Negara Tidak Menggunakan Syariat Sebagai Hukum Positif


Polemik hangat yang hingga kini masih ramai diperdebatkan adalah tentang ayat :


ومن لم يحكم بما أنزل الله فأولئك هم الكافرون


Artinya: Siapa yang tidak berhukum dengan apa yang diturunkan Allah, mereka adalah orang-orang kafir – QS. 5/Al-Maidah: 44


Syaikh Muhammad bin Ibrahim rahimahullah – semasa hidupnya menjadi anggota majlis fatwa Saudi Arabia – berkata:


Adalah tidak logis Allah menamakan orang yang tidak berhukum dengan hukum Allah sebagai kafir tapi sejatinya ia tidak kafir. Tapi yang benar, si pelaku jatuh sebagai kafir secara mutlaq (sebutan umum), baik kafir secara amal atau kafir secara aqidah[1].
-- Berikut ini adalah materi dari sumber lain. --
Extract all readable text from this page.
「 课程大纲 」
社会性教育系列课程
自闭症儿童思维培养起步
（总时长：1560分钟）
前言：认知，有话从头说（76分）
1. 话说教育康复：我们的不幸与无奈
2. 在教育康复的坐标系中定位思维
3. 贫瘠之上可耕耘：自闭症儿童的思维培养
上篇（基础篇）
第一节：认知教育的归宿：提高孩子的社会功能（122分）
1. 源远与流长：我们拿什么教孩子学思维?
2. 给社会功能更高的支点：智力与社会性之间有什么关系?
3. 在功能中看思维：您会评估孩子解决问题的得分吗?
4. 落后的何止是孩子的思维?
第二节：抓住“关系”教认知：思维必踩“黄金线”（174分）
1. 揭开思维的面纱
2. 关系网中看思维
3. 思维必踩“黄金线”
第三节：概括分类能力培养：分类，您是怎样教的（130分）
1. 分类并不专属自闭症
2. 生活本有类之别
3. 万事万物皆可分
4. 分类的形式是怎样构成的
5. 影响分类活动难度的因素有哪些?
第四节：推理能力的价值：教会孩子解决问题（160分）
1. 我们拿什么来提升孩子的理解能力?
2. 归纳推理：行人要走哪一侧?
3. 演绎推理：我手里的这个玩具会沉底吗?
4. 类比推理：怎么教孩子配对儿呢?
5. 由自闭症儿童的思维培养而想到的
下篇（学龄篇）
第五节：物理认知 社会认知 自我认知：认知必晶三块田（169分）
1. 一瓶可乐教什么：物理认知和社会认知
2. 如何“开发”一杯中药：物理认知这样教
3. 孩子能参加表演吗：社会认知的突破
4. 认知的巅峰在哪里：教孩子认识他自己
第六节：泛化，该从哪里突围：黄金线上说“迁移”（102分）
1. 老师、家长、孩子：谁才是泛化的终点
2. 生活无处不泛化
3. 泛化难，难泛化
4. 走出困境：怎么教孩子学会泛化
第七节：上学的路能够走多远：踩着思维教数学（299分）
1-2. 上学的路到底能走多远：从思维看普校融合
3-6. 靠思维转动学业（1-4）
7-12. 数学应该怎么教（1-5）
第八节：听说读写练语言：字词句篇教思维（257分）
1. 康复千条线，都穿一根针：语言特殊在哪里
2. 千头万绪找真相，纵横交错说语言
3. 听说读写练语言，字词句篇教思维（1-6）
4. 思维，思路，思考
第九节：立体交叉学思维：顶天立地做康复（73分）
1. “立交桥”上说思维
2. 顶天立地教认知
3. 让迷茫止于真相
Perbedaannya, kafir secara aqidah menyebabkan pelakunya dianggap keluar dari Islam. Sementara kafir secara amal, pelakunya hanya dianggap maksiyat atau fasiq, oleh karenanya tidak dipandang keluar dari Islam.


Kekafiran secara aqidah meliputi beberapa bentuk:




  1. Pelaku bersikeras menolak keabsahan hukum Allah dan Rasul-Nya. Tidak ada perbedaan pendapat akan kafirnya orang ini.

  2. Tidak menolak keabsahan hukum Allah dan Rasul-Nya, tapi meyakini bahwa hukum non-syariat lebih baik, lebih lengkap dan lebih sempurna.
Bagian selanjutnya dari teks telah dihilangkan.